Finding an intersection in Prolog using list predicates

Question

I'm really new to Prolog and I am trying to make an isIntersection that gives me the intersection of two lists and puts the answer in the third list. I cannot use any Prolog list predicates because it's for a class and that's just the rules. This is what I have and I'm having trouble debugging and seeing why this implementation is wrong. Anyone have any ideas?

/* Checks if the item is in the list */
in(Item, [Item|Rest]).
in(Item, [Not|Rest]) :- in(Item, Rest).

/* Makes the intersection list */
isIntersection([], [], []).
isIntersection([H|R], List, [H|Final]) :-
   in(H, List),
   isIntersection(R, List, Final),
   write(H).
isIntersection([Discard|Rest], List, Final) :-
   isIntersection(Rest, List, Final),
   write(Discard).

Answer 1

I'd go at it something like this, sorting and merging so as to avoid the O(n²) performance:

intersection_of( Xs , Ys , Zs ) :-     % to find the intersection of two sets, we
  sort(Xs,X1)     ,                    % - sort the left  source list, removing duplicates to ensure that it's a set
  sort(Ys,Y1)     ,                    % - sort the right source list, removing duplicates to ensure that it's a set
  merge(Xs,Ys,Z1) ,                    % - merge them to find the common members (an ordered set)
  ( var(Zs) ->                         % - if the result is unbound,
    Zs = Z1 ;                          %   - simply unify the merge result with the result set
    sort(Zs,Z1)                        %   - otherwise, sort the result and match against the merge result
  ) .                                  %

The merge is simple

merge( []     , []     , []     ) .
merge( [_|_]  , []     , []     ) .
merge( []     , [_|_]  , []     ) .
merge( [X|Xs] , [Y|Ys] , [X|Zs] ) :- X =  Y , merge(   Xs  ,    Ys  , Zs ) .
merge( [X|Xs] , [Y|Ys] ,    Zs  ) :- X @< Y , merge(   Xs  , [Y|Ys] , Zs ) .
merge( [X|Xs] , [Y|Ys] ,    Zs  ) :- X @> Y , merge([X|Xs] ,    Ys  , Zs ) .

Answer 2

Prolog is a very versatile query language, so let's use Prolog to find the problem!

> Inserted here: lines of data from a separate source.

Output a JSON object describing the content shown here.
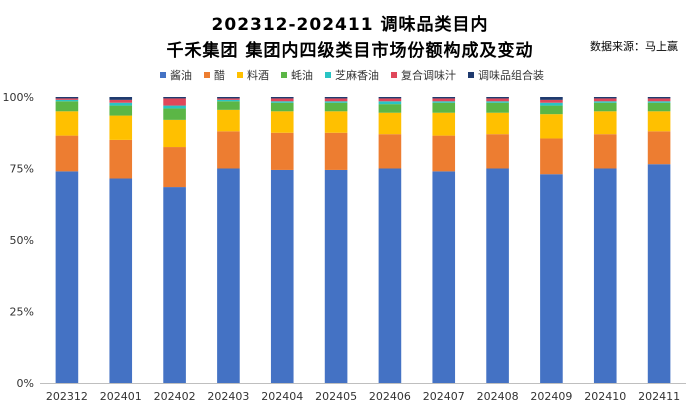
{
  "title_line1": "202312-202411 调味品类目内",
  "title_line2": "千禾集团 集团内四级类目市场份额构成及变动",
  "source": "数据来源：马上赢",
  "chart_data": {
    "type": "bar",
    "stacked": true,
    "categories": [
      "202312",
      "202401",
      "202402",
      "202403",
      "202404",
      "202405",
      "202406",
      "202407",
      "202408",
      "202409",
      "202410",
      "202411"
    ],
    "series": [
      {
        "name": "酱油",
        "color": "#4472C4",
        "values": [
          74.0,
          71.5,
          68.5,
          75.0,
          74.5,
          74.5,
          75.0,
          74.0,
          75.0,
          73.0,
          75.0,
          76.5
        ]
      },
      {
        "name": "醋",
        "color": "#ED7D31",
        "values": [
          12.5,
          13.5,
          14.0,
          13.0,
          13.0,
          13.0,
          12.0,
          12.5,
          12.0,
          12.5,
          12.0,
          11.5
        ]
      },
      {
        "name": "料酒",
        "color": "#FFC000",
        "values": [
          8.5,
          8.5,
          9.5,
          7.5,
          7.5,
          7.5,
          7.5,
          8.0,
          7.5,
          8.5,
          8.0,
          7.0
        ]
      },
      {
        "name": "蚝油",
        "color": "#5BB646",
        "values": [
          3.5,
          3.5,
          4.0,
          3.0,
          3.0,
          3.0,
          3.0,
          3.5,
          3.5,
          3.0,
          3.0,
          3.0
        ]
      },
      {
        "name": "芝麻香油",
        "color": "#29C4C4",
        "values": [
          0.5,
          1.0,
          1.0,
          0.5,
          0.5,
          0.5,
          1.0,
          0.5,
          0.5,
          1.0,
          0.5,
          0.5
        ]
      },
      {
        "name": "复合调味汁",
        "color": "#E0475A",
        "values": [
          0.5,
          1.0,
          2.5,
          0.5,
          1.0,
          1.0,
          1.0,
          1.0,
          1.0,
          1.0,
          1.0,
          1.0
        ]
      },
      {
        "name": "调味品组合装",
        "color": "#1F3A6E",
        "values": [
          0.5,
          1.0,
          0.5,
          0.5,
          0.5,
          0.5,
          0.5,
          0.5,
          0.5,
          1.0,
          0.5,
          0.5
        ]
      }
    ],
    "yticks": [
      "0%",
      "25%",
      "50%",
      "75%",
      "100%"
    ],
    "ylim": [
      0,
      100
    ],
    "legend_position": "top-center",
    "grid": false
  }
}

?- isIntersection([a,b],[c,b],Zs).
   false.

This failure is not what we expect. To better localize the problem we might a) generalize the query or b) reduce input size. I will try generalizing it first:

?- isIntersection([a,b],Ys,Zs).
   loops. % ERROR: Out of global stack

Seems we have no luck, but then this query would have to produce infinitely many lists for Ys so it might be OK to loop.

I could continue that way, but why not let Prolog do the thinking for me? I will try all possible lists:

?- length(L,_),append(Xs,Ys,L), isIntersection(Xs,Ys,Zs).
   L = Xs, Xs = Ys, Ys = Zs, Zs = []
;  L = Xs, Xs = [_A], Ys = Zs, Zs = []
;  L = Xs, Xs = [_A, _B], Ys = Zs, Zs = []
;  L = Xs, Xs = [_A, _B, _C], Ys = Zs, Zs = []
;  L = Xs, Xs = [_A, _B, _C, _D], Ys = Zs, Zs = []
; ... .

So for each list length (so far), there is only one solution with Ys and Zs being an empty list... Is there any solution for Ys being larger?

?- length(L,_),Ys = [_|_], append(Xs,Ys,L), isIntersection(Xs,Ys,Zs).
   loops.

So lets take the minimal missing example from above with Ys having one element:

?- isIntersection([],[a],[]).
   false.

With this goal, now look at your code!

But there is another problem (after fixing above):

?- isIntersection([a],[a],Xs).
   Xs = [a]
;  Xs = [].

The rule discards any element! But it should only discard those that are not in List. So:

isIntersection([Discard|Rest], List, Final) :-
   list_without(List,Discard), % maplist(dif(Discard),List)
   isIntersection(Rest, List, Final).

list_without([], _).
list_without([E|Es], F) :-
   dif(E, F),
   list_without(Es, F).

Finally, always keep an eye on negative examples. Many attempts here (incorrectly) succeeds for queries like isIntersection([a],[a],[]).

(Your relation in/2 might better be called element_in/2)

Answer 3

there is only a List that can match your base case, and this simple fact inhibits the whole computation.